Earlier Chinese invention
Lenormand's inspiration likely came from the popular writings of a former French ambassador to China whose memoirs included an account of Chinese acrobats floating to earth using umbrellas. Chinese legends dating to 90 B.C.E also tell of a group of prisoners who cheated death by leaping from a tower and slowing their descent with the aid of conical straw hats.

Straw Hats


Leonardo da Vinci & sealed linen Parachute
Leonardo da Vinci sketched his famous pyramid-shaped sealed linen parachute in 1485, but there is no evidence that his idea ever progressed beyond a sketch.

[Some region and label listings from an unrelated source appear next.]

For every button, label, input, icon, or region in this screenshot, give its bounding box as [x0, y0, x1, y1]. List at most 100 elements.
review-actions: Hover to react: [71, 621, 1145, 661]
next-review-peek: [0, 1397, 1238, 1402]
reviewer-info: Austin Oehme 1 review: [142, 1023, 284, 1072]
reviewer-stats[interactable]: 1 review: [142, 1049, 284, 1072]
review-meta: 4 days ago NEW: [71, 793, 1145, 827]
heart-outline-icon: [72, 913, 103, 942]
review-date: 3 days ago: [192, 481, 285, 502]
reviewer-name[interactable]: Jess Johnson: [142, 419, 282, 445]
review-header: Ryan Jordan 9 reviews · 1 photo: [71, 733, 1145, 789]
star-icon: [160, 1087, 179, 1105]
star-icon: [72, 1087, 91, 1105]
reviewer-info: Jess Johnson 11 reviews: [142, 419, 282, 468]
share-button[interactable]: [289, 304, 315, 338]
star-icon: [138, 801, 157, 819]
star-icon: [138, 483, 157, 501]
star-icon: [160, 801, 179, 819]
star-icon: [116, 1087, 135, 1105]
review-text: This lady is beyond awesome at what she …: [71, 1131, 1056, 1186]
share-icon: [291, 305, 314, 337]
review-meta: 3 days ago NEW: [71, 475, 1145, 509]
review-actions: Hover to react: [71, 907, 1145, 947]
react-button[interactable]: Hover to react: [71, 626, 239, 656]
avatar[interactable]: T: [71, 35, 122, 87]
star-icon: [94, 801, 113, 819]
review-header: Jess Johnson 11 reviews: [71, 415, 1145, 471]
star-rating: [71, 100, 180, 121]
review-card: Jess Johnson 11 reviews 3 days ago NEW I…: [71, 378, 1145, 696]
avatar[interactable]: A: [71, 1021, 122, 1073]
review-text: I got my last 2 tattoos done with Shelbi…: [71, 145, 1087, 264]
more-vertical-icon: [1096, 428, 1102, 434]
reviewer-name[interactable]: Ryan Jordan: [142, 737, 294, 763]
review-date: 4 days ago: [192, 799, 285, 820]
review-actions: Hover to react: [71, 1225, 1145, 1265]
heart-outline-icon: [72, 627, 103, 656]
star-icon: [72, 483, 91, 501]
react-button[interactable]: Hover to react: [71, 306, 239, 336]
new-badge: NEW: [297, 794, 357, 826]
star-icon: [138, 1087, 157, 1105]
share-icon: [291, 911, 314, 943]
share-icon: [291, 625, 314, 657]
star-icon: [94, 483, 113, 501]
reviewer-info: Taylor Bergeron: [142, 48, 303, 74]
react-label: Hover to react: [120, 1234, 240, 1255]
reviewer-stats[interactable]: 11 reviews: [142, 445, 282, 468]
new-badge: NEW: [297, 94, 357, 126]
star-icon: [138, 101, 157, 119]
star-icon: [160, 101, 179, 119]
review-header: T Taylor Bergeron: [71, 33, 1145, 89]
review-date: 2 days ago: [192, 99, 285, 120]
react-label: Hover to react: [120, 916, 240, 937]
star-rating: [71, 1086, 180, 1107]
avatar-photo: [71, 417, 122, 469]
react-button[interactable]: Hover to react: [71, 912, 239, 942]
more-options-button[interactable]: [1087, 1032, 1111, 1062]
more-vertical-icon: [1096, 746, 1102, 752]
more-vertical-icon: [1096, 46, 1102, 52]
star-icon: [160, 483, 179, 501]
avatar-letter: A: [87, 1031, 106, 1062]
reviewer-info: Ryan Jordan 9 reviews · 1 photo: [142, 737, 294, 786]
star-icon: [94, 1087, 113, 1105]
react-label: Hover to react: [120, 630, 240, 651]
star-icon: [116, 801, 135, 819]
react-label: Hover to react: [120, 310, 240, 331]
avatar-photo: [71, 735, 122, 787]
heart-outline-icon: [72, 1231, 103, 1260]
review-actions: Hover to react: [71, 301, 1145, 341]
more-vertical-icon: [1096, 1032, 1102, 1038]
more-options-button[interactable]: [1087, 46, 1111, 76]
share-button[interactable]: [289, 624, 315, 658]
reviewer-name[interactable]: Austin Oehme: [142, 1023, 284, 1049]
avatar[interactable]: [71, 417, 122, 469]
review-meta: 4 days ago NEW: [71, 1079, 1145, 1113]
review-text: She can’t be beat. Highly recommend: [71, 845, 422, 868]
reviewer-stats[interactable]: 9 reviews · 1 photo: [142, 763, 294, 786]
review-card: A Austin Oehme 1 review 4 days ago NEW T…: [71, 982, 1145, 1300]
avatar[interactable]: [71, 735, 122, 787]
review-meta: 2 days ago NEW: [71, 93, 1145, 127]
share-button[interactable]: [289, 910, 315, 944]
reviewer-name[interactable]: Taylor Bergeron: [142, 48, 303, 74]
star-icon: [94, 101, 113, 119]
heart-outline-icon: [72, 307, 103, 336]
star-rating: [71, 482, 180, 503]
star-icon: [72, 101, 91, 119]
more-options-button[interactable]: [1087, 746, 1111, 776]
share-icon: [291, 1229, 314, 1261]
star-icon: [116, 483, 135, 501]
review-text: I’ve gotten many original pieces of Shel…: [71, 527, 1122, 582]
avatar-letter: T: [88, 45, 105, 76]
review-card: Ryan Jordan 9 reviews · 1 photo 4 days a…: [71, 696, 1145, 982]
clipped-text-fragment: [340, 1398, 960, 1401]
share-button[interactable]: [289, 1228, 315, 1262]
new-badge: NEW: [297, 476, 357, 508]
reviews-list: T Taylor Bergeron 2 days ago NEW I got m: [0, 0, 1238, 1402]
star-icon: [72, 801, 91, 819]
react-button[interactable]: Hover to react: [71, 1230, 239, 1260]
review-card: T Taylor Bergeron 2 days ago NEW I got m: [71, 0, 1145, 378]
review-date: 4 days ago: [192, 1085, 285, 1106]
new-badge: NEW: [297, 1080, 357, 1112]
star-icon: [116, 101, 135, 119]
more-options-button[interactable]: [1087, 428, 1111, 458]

Recently uncovered Renaissance manuscripts from 1470 depict a parachute, not unlike Da Vinci's version, and yet predate his drawings by fifteen years 


Andre-Jacques Garnerin & his frameless Parachute

The first descent from a great height was performed by the French balloonist Andre-Jacques Garnerin, who in 1797 leaped from the basket of a hot air balloon beneath a silk parachute designed, like Da Vinci's, without an aperture, descending 2,230 feet (680 m) to Parc Monceau in Paris and Landing entirely without injury before a large crowd. Garnier later adapted his design by adding an aperture to reduce the parachute's oscillations during descent.

- Carried upward by a balloon, Garnerin released his parachute and descended safely to the ground.